Akhiri Simpang Siur, DPR Sebut UU Cipta Kerja Berisi 812 Halaman
Dewan Perwakilan Rakyat (DPR) menjawab polemik terkait naskah Undang-undang Cipta Kerja yang terjadi beberapa hari belakangan. Mereka menyatakan bahwa naskah aturan sapu jagat tersebut berisi 812 halaman.
Sebelumnya awak media beberapa kali menerima naskah UU Cipta Kerja dengan jumlah halaman berbeda. Jumlah lembar isi yang beredar awalnya mencapai 905, lalu sempat menjadi 1.035 halaman.
“Jumlahnya 812 halaman, UU resminya 488 halaman ditambah penjelasan,” kata Azis saat konferensi pers secara virtual dari gedung DPR, Selasa (13/10).
Azis mengatakan berubahnya jumlah halaman aturan sapu jagat ini lantaran naskah sebelumnya masih bersifat kasar dan belum diketik pada kertas legal untuk diundangkan. Sedangkan saat proses di Badan Legislas DPR, RUU Cipta Kerja ditulis dalam kertas biasa.
“Masuk Tingkat II dan Sekretariat Jenderal memakai legal paper yang jadi syarat Undang-undang,” kata dia.
Politisi Partai Golkar itu juga mengatakan UU Cipta Kerja secara resmi akan diserahkan DPR ke Presiden Joko Widodo untuk menjadi Lembaran Negara pada Rabu (14/10). Hal tersebut mengacu pada Tata Tertib DPR yang menyatakan lembaran UU diserahkan ke pemerintah 7 hari kerja setelah disahkan.
“Berarti tenggang waktu penyampaiannya besok pukul 00.00 WIB,” kata Azis.
Dalam kesempatan tersebut, Azis mengatakan pembahasan UU Cipta Kerja dilakukan sesuai aturan. Dia menjelaskan, seluruh tokoh masyarakat, akademisi, buruh, hingga pengusaha terlibat dalam 88 kali Rapat Dengar Pendapat Umum (RDPU) membahas rancangan aturan.

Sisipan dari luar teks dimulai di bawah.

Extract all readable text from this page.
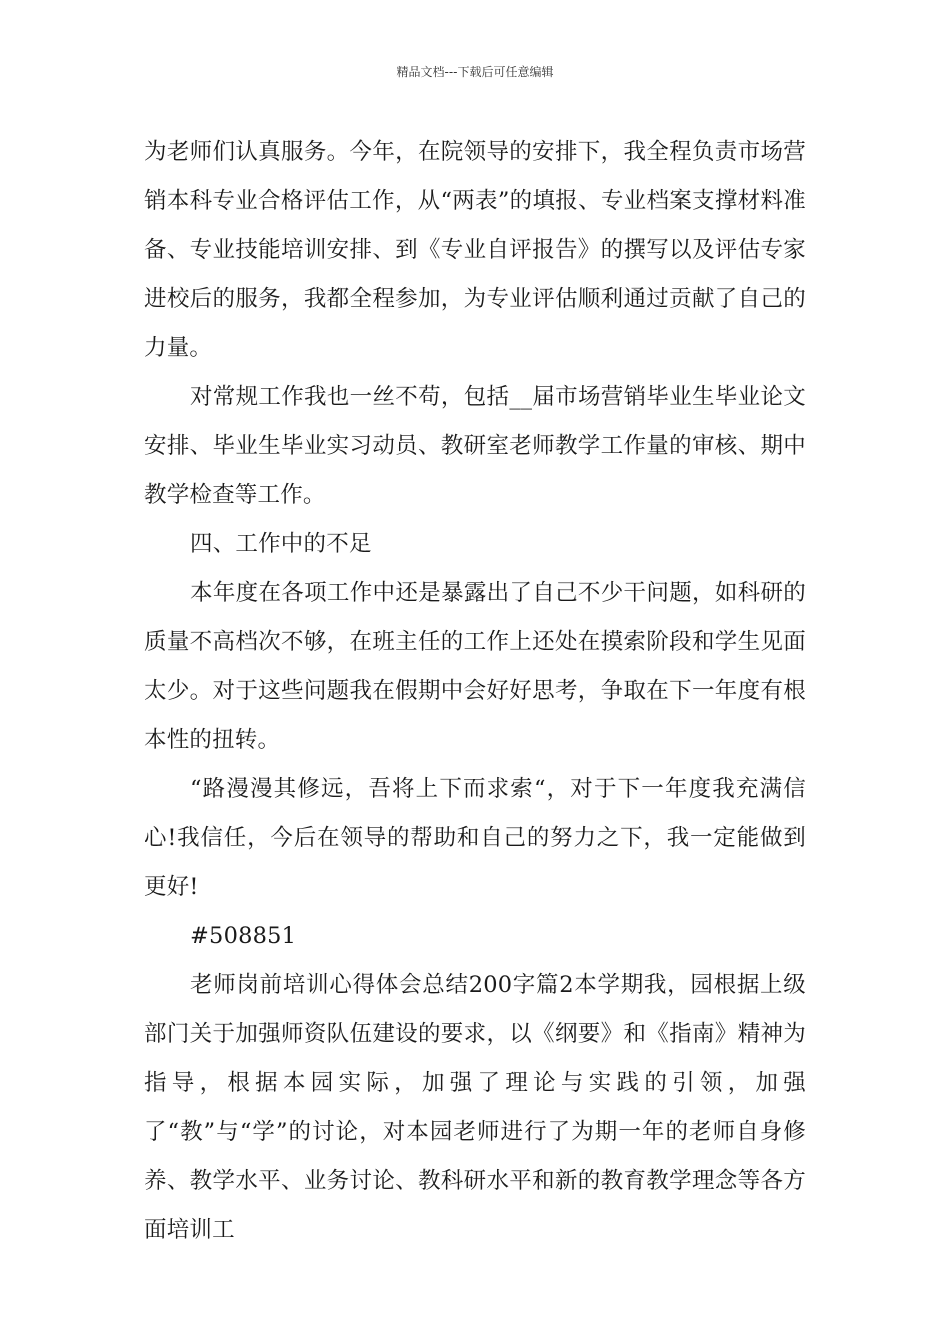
精品文档---下载后可任意编辑

为老师们认真服务。今年，在院领导的安排下，我全程负责市场营销本科专业合格评估工作，从“两表”的填报、专业档案支撑材料准备、专业技能培训安排、到《专业自评报告》的撰写以及评估专家进校后的服务，我都全程参加，为专业评估顺利通过贡献了自己的力量。

对常规工作我也一丝不苟，包括__届市场营销毕业生毕业论文安排、毕业生毕业实习动员、教研室老师教学工作量的审核、期中教学检查等工作。

四、工作中的不足

本年度在各项工作中还是暴露出了自己不少干问题，如科研的质量不高档次不够，在班主任的工作上还处在摸索阶段和学生见面太少。对于这些问题我在假期中会好好思考，争取在下一年度有根本性的扭转。

“路漫漫其修远，吾将上下而求索“，对于下一年度我充满信心!我信任，今后在领导的帮助和自己的努力之下，我一定能做到更好!

#508851

老师岗前培训心得体会总结200字篇2本学期我，园根据上级部门关于加强师资队伍建设的要求，以《纲要》和《指南》精神为指导，根据本园实际，加强了理论与实践的引领，加强了“教”与“学”的讨论，对本园老师进行了为期一年的老师自身修养、教学水平、业务讨论、教科研水平和新的教育教学理念等各方面培训工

“Baleg tahu persis mekanisme menegakkan aturan dan memutuskan pasal demi pasal, ayat demi ayat baik itu dalam rapat kerja, panitia kerja, tim perumus, dan tim sinkronisasi,” kata Azis.

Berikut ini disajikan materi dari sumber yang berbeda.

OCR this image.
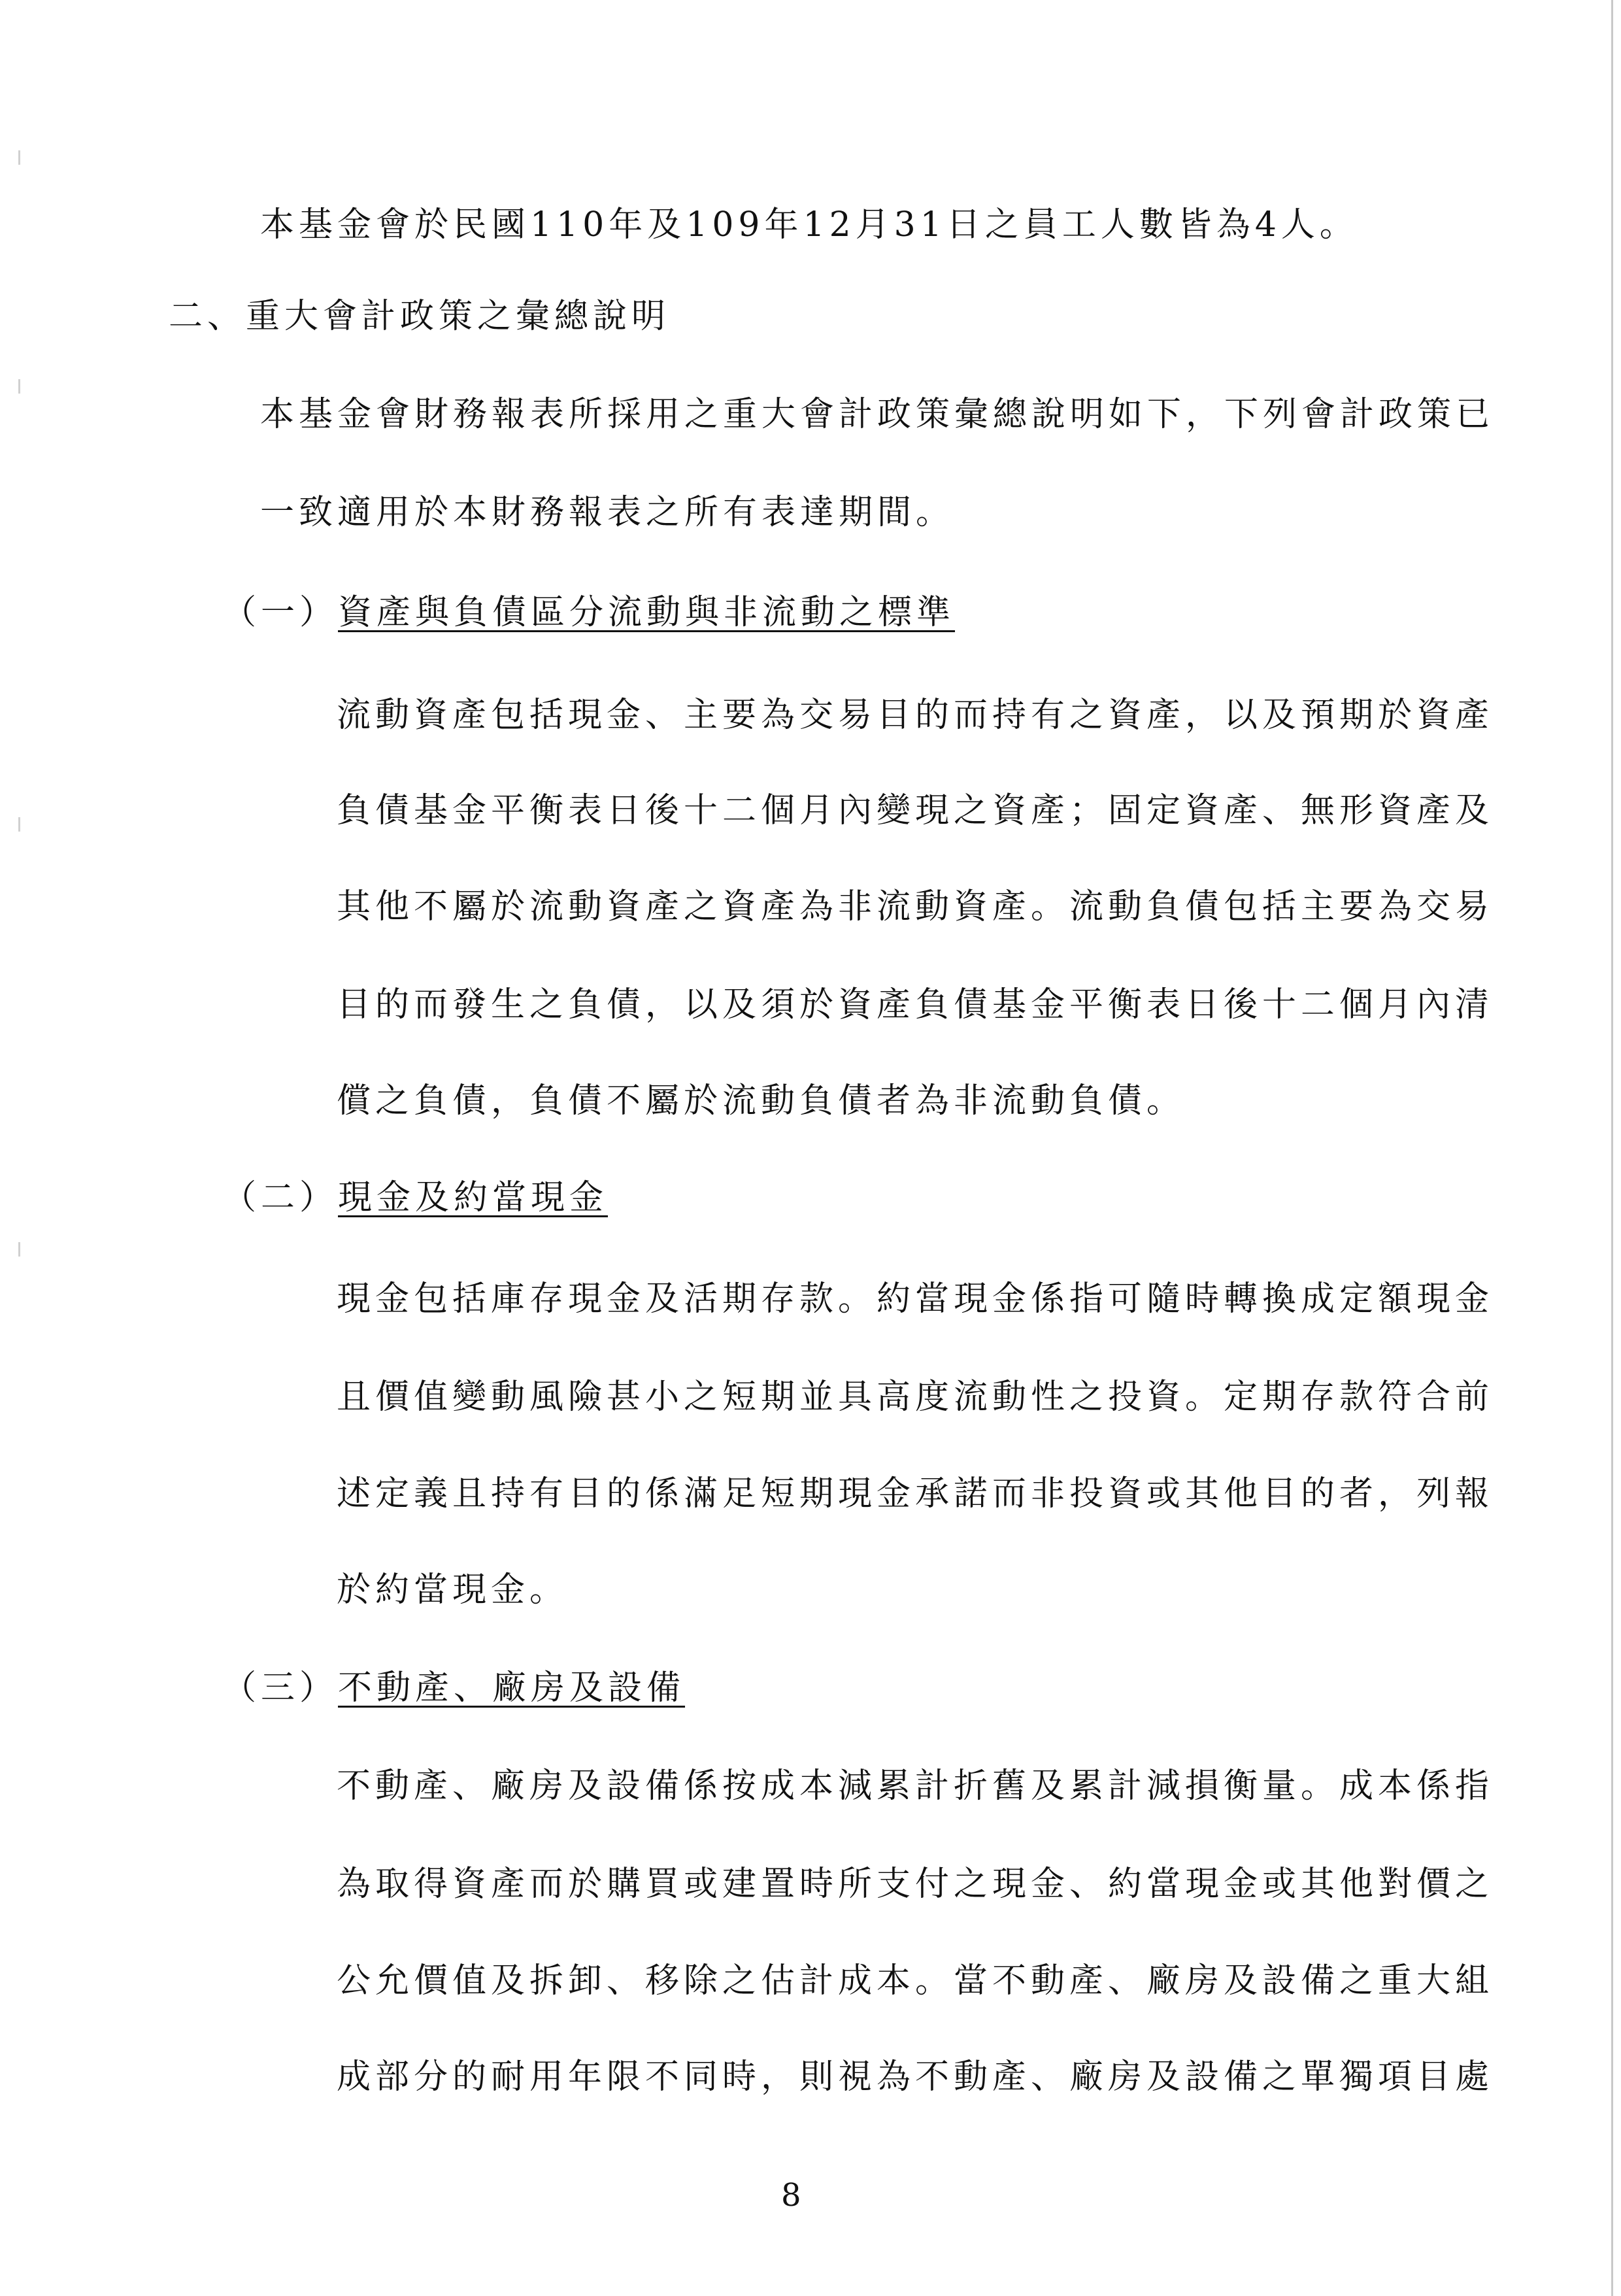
本基金會於民國110年及109年12月31日之員工人數皆為4人。
二、重大會計政策之彙總說明
本基金會財務報表所採用之重大會計政策彙總說明如下，下列會計政策已
一致適用於本財務報表之所有表達期間。
（一）資產與負債區分流動與非流動之標準
流動資產包括現金、主要為交易目的而持有之資產，以及預期於資產
負債基金平衡表日後十二個月內變現之資產；固定資產、無形資產及
其他不屬於流動資產之資產為非流動資產。流動負債包括主要為交易
目的而發生之負債，以及須於資產負債基金平衡表日後十二個月內清
償之負債，負債不屬於流動負債者為非流動負債。
（二）現金及約當現金
現金包括庫存現金及活期存款。約當現金係指可隨時轉換成定額現金
且價值變動風險甚小之短期並具高度流動性之投資。定期存款符合前
述定義且持有目的係滿足短期現金承諾而非投資或其他目的者，列報
於約當現金。
（三）不動產、廠房及設備
不動產、廠房及設備係按成本減累計折舊及累計減損衡量。成本係指
為取得資產而於購買或建置時所支付之現金、約當現金或其他對價之
公允價值及拆卸、移除之估計成本。當不動產、廠房及設備之重大組
成部分的耐用年限不同時，則視為不動產、廠房及設備之單獨項目處
8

Kesimpang siuran jumlah halaman dan redaksional UU Cipta Kerja sempat menghadirkan kritik banyak pihak, salah satunya dari dosen Hukum Tata Negara Universitas Gadjah Mada Zainal Arifin Mochtar. Zainal mengkhawatirkan ada perubahan jika suatu UU telah disahkan.
“Karena itu substansi, dan pengesahan itu sifatnya administratif,” kata Zainal, dalam akun Instagram yang diatribusikan sebagai dirinya, Minggu (11/10).
Buruh pun menunggu naskah terbaru aturan ini muncul demi memudahkan proses judicial review alias peninjauan kembali ke Mahkamah Konstitusi. Mereka tak bisa mengajukan peninjauan jika tak ada aturan yang resmi bisa diakses.
"Konyol kalau tidak tau sandingannya tapi mengambil tindakan," kata Presiden Konfederasi Serikat Pekerja Indonesia (KSPI) Said Iqbal dalam konferensi pers virtual, Senin (12/10).